When news broke that Virat Kohli had turned down a Rs 300 crore renewal offer from Puma, the cricketing world reacted with the kind of disbelief usually reserved for a run-out off the last ball. Why would anyone walk away from that kind of money? But scratch beneath the surface, and this is probably the most calculated business decision of Kohli’s post-cricket pivot. 

To understand the gamble, you have to understand the math. Kohli’s partnership with Puma began in 2017, when he signed a then-record ₹110 crore deal to launch One8, a lifestyle brand under the Puma umbrella. And the plan worked. Over the years, One8 grew to become a ₹250 crore business in the athleisure segment, powered by Kohli’s influence both on and off the field. That’s the brand strength in numbers: a fee that nearly tripled, and a business line that scaled from launch to a quarter-thousand-crore footprint, riding almost entirely on Kohli’s name and reach as a personal brand

But here’s the thing about being a brand ambassador, however successful: you’re still renting out your face. Kohli is prioritizing equity and entrepreneurial ownership rather than endorsement fees, and that single sentence captures the entire logic of the walk-away. Instead of taking another fee for lending his image to someone else’s company, Kohli has chosen to invest in Agilitas Sports, which is an Indian sportswear startup. Instead of just lending his name to a product, Kohli is trying to build and shape a brand from the ground. 

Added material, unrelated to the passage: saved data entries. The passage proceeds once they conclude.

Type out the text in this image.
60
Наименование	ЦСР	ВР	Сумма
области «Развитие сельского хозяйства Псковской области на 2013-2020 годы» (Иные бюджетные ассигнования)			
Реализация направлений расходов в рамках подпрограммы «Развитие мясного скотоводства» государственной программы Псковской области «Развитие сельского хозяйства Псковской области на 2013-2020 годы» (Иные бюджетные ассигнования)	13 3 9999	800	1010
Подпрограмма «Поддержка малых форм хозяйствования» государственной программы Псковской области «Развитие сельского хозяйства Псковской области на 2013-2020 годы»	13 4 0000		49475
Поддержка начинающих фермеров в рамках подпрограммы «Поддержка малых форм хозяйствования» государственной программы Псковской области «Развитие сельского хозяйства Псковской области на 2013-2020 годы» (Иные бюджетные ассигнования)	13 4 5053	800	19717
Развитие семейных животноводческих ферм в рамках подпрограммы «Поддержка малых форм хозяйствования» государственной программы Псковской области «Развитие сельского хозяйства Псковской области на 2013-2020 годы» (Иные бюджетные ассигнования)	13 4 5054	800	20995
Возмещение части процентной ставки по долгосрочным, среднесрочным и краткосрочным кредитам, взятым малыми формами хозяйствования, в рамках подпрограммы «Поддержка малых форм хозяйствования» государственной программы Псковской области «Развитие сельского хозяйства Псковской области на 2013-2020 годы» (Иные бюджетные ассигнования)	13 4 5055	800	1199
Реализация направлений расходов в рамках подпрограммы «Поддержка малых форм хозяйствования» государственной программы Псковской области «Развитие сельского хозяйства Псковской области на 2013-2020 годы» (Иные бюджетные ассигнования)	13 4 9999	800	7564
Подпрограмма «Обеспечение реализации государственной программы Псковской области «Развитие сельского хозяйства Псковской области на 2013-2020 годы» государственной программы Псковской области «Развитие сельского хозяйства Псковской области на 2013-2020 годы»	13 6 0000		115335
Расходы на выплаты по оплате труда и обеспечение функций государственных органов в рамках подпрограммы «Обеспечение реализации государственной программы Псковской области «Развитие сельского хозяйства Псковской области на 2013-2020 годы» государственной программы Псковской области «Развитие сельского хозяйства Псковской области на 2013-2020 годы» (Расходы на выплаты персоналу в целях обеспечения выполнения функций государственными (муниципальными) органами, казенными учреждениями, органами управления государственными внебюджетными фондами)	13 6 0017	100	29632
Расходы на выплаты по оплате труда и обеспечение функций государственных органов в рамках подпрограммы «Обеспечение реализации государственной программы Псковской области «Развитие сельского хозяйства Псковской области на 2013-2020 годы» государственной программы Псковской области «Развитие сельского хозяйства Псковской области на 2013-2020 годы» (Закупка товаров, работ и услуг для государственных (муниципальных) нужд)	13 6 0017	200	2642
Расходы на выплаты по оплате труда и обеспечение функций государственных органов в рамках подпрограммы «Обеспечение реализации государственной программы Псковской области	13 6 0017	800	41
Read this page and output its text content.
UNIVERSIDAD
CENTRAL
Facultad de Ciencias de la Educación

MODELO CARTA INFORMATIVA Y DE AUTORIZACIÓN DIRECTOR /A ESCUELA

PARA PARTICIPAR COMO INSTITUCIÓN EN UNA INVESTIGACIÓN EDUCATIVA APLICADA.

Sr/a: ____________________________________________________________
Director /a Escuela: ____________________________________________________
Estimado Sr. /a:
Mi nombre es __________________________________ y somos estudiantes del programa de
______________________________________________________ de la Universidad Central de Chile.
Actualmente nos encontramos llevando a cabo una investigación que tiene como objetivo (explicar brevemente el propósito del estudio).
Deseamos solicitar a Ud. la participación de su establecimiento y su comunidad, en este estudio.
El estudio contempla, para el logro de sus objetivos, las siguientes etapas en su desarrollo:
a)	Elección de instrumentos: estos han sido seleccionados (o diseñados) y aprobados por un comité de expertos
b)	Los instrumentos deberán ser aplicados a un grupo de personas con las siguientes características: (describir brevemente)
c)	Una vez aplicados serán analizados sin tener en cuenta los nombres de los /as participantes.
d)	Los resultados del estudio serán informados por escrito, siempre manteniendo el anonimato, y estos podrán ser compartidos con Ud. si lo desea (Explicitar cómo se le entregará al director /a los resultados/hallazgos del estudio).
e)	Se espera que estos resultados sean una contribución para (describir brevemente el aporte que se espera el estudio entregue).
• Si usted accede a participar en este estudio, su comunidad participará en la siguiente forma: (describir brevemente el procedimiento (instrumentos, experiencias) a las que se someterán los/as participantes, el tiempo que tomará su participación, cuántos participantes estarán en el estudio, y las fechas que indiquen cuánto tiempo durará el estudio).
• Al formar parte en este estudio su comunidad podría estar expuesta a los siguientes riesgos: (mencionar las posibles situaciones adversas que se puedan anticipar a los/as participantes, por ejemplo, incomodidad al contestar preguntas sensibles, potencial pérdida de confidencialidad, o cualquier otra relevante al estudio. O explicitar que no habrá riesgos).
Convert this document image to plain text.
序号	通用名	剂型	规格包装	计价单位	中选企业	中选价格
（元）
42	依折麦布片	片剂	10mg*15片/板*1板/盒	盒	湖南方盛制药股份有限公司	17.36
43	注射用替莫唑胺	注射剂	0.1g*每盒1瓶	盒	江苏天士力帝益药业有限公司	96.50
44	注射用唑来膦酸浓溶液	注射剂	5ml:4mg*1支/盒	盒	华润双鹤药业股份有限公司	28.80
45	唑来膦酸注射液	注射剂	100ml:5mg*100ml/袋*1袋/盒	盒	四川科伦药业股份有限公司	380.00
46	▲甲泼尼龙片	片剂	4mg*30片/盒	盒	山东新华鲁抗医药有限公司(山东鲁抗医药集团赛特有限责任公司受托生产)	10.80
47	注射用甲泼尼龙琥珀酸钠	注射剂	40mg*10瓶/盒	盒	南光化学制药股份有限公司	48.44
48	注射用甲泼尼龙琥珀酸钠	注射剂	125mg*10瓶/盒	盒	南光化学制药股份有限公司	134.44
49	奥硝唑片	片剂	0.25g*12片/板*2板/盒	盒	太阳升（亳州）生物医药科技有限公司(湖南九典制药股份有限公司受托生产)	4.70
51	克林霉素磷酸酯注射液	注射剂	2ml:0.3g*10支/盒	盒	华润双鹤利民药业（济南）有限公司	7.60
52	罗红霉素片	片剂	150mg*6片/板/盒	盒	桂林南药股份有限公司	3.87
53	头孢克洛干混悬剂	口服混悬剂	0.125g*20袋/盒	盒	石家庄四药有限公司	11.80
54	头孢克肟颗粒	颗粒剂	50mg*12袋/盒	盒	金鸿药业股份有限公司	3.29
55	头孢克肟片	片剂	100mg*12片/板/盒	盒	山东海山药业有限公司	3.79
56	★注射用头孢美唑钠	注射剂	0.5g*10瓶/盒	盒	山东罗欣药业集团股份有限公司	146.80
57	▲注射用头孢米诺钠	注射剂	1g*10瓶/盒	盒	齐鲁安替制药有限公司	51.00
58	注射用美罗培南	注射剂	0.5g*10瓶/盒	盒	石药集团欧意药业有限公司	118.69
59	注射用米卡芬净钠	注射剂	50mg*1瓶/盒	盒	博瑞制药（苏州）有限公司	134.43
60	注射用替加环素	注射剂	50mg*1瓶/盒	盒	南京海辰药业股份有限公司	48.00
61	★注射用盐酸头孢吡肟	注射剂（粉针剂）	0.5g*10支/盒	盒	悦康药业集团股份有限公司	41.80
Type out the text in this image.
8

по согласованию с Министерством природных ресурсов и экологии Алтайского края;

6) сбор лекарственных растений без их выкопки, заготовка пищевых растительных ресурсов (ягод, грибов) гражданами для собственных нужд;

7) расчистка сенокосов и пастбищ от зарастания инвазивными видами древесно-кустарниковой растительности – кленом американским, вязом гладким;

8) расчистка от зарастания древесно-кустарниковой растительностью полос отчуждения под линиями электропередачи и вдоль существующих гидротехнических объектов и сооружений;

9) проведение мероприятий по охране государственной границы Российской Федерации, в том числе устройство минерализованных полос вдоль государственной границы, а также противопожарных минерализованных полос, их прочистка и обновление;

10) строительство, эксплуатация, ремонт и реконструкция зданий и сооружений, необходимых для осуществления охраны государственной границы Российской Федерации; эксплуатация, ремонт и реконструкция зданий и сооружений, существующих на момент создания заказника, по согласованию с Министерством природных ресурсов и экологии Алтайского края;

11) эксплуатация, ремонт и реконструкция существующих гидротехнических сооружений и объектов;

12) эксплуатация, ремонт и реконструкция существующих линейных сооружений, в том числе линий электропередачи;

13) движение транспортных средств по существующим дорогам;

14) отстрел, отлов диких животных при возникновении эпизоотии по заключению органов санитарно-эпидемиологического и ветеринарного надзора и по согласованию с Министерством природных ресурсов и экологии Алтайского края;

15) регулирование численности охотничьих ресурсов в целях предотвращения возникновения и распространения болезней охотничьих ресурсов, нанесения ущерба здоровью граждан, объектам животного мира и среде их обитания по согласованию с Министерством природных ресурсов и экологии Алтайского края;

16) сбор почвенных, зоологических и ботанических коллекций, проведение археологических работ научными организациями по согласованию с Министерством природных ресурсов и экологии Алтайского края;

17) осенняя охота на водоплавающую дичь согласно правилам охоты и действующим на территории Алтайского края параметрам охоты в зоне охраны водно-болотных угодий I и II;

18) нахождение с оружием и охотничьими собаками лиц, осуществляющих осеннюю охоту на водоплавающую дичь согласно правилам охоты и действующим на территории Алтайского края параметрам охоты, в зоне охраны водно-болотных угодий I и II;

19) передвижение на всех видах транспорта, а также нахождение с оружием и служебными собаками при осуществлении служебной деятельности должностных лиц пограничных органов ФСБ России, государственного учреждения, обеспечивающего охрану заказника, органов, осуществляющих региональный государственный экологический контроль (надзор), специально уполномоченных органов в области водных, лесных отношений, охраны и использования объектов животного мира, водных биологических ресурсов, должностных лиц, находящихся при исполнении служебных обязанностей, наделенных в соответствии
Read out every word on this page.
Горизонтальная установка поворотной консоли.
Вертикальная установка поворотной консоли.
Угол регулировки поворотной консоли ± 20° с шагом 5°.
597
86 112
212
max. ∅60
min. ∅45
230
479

The numbers behind this new venture validate the bet quickly. He reportedly invested Rs 40 crore in Agilitas Sports, becoming a minority shareholder, partnering with Abhishek Ganguly, who spent 17 years at Puma and knows the sportswear business from the inside. As of June 2025, Agilitas Sports is valued at Rs 2,058 crore. Run the math, and a 40-crore stake in a 2,000-plus-crore company starts to look a lot smarter than a one-time 300-crore cheque that ends the day the contract does. 

This is where brand strength matters most. Kohli’s pull is all about building a brand from the ground up, using his sheer will and pull. Under Agilitas, One8 will expand beyond apparel into performance-focused footwear, accessories, and wellness products, with plans underway to open exclusive stores and aggressively scale e-commerce. And Kohli will own a piece of all of that. 

And he’s not alone in spotting this shift. Global athletes like Roger Federer had become a stakeholder in the Swiss footwear brand On, rather than just a brand ambassador. The smartest names in sport have quietly stopped asking “what’s my fee” and started asking “what’s my equity.”  

Walking away from Rs 300 crore takes nerve. Walking toward an unproven Indian startup with your own money takes conviction. Kohli has both in spades, and the early numbers suggest he read the moment better than anyone betting against him.